DARRYL KNIGHT The Standard
NORTH DURHAM: Moving forward with their goal of reducing the country's $25.9 billion federal deficit by 2015, the Harper Conservatives presented a frugal federal budget last week.
Finance Minister Jim Flaherty presented the latest budget on Friday, March 21, featuring support for Ontario's struggling manufacturing sector, modest spending, cuts to government departments as well as a clampdown on tax evasion.
The most promising news for municipal leaders was likely the commitment from the Harper government to renew the Building Canada Fund, which will provide almost $14 billion to municipalities for the repair of transit systems, bridges and other infrastructure projects over the next ten years.
As well, with over one million Canadians currently unemployed, an expanded skills training initiative will rely on assistance from the province and employers.
Through the Canada Jobs Grant, the federal government will provide up to $5,000 for job training with the province and employers making matching contributions in an effort to upgrade the job skills of Canadians.
The program is not slated to begin until 2014, and will depend on successful negotiations between Ottawa and the provinces.
With Ontario's manufacturing industry still lagging, the new budget features spending aimed at easing the tough times faced by the industry in recent years, hopefully spurring new investment in industry.
The budget includes $920 million over the course of five years for the renewal of the Federal Economic Development Agency for Southern Ontario.

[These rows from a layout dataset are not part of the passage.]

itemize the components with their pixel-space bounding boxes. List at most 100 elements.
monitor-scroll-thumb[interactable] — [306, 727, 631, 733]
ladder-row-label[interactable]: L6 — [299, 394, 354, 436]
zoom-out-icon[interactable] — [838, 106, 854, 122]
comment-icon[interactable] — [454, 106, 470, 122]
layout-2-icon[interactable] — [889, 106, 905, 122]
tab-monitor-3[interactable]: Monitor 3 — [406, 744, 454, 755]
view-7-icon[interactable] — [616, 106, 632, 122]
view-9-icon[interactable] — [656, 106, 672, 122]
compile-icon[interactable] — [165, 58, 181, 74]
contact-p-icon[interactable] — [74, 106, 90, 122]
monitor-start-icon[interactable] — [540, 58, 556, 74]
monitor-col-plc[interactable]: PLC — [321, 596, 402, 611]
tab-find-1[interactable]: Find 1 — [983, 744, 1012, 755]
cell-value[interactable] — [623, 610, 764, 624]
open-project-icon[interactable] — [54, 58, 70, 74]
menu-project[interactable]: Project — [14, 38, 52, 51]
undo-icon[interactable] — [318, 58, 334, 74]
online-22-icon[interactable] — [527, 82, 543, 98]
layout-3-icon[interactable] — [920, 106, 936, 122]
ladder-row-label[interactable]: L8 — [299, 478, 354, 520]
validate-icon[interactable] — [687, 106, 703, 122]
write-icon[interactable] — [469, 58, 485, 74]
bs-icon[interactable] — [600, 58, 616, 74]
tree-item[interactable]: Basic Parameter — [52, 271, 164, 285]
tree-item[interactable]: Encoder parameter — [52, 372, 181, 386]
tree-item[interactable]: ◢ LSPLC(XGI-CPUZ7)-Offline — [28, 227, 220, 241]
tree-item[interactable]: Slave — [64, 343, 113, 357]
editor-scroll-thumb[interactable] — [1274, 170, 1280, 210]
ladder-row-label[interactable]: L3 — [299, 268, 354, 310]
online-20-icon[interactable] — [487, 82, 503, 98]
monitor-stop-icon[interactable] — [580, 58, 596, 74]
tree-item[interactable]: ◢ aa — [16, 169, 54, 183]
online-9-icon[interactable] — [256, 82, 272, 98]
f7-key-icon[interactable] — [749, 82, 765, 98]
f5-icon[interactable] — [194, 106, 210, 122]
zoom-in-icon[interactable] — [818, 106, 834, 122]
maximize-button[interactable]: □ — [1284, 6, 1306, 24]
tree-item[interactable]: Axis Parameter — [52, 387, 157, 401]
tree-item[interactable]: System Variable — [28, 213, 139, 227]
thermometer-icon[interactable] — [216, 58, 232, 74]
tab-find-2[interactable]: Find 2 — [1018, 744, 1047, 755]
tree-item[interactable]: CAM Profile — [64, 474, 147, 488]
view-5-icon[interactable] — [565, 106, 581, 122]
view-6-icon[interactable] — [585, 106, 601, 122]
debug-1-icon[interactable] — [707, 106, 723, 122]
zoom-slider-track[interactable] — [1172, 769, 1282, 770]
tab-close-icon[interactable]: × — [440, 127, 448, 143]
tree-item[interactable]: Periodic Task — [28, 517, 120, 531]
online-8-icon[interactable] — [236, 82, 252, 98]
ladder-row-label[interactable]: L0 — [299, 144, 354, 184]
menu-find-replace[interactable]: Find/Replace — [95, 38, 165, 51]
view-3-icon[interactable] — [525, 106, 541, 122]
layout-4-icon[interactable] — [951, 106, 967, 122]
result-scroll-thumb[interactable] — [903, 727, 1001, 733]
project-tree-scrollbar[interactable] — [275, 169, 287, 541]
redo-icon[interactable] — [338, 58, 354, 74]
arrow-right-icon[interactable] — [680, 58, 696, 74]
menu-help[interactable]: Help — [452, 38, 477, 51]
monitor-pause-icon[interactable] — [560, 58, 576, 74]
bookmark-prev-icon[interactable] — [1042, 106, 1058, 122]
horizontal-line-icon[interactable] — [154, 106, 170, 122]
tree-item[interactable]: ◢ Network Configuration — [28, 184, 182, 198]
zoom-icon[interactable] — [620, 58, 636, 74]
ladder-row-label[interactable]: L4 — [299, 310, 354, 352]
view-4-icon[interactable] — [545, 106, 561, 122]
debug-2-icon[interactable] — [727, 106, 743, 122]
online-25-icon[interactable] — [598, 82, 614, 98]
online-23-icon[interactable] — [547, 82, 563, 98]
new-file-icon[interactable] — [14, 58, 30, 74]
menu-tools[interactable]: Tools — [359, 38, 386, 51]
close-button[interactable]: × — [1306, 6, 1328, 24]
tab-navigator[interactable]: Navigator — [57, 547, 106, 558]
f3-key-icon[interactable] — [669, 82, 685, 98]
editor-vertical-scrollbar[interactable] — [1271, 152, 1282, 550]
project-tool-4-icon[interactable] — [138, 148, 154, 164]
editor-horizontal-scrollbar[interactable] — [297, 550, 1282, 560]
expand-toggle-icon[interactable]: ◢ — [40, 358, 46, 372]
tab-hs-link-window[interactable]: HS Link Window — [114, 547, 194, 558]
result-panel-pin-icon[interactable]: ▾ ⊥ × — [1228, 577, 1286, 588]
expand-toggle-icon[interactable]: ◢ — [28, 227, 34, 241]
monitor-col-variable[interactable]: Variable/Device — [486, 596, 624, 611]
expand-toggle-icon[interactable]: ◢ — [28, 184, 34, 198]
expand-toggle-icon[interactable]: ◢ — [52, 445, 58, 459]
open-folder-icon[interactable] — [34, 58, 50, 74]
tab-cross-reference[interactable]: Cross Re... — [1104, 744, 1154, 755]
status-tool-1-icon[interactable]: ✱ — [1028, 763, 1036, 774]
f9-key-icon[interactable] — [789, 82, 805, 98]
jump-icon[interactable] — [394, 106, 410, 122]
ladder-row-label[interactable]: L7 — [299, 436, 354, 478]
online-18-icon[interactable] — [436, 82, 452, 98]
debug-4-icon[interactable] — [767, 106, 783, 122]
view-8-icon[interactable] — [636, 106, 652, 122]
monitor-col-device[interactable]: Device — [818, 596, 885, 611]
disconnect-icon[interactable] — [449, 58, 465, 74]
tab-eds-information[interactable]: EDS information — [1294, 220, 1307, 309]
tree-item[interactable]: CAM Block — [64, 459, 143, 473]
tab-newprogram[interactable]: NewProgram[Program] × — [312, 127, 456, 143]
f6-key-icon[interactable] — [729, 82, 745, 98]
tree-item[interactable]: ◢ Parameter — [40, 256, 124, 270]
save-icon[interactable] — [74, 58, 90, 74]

Since 2009, almost 350 projects in Southern Ontario have received funding through the agency. There will also be $200 million allocated over the next five years through the Advanced Manufacturing Fund which aims to promote innovative product development or production methods in Ontario.
There is also $1.4 billion in tax relief for manufacturers for the purchase of new equipment and machinery.
Durham MP Erin O'Toole lauded the budget's commitment to job creation as well as a balance between spending cuts and higher taxes.
"Despite a challenging global economy, Canada has the best job creation record among all G-7 countries and with this budget we are renewing our focus on job creation to build upon the 950,000 net new jobs since the end of the recession" O'Toole said in a press release. "This budget strikes a careful balance to create jobs and eliminate our deficit without raising taxes for families or seniors."
As well, the budget could mean some items may be available for less with international tariffs removed from items including baby clothing and sports equipment.
The government will look to close tax loopholes in an effort to boost government coffers. The new measure includes paying tipsters who report tax cheats.
Disabled, ill and aging veterans will benefit from a $1.9 billion investment in the Funeral and Burial Program, which is also known as the "Last Post Fund."
And, in a measure to provide better weather forecasting, Environment Canada will receive $248 million over the next five years to improve weather monitoring equipment across the country in an effort to provide more accurate and timely weather forecasts and warnings.
Since 2010, Conservatives have cut federal spending by $15 billion, with an eye towards a balanced budget by 2015, which should coincide with the next federal election.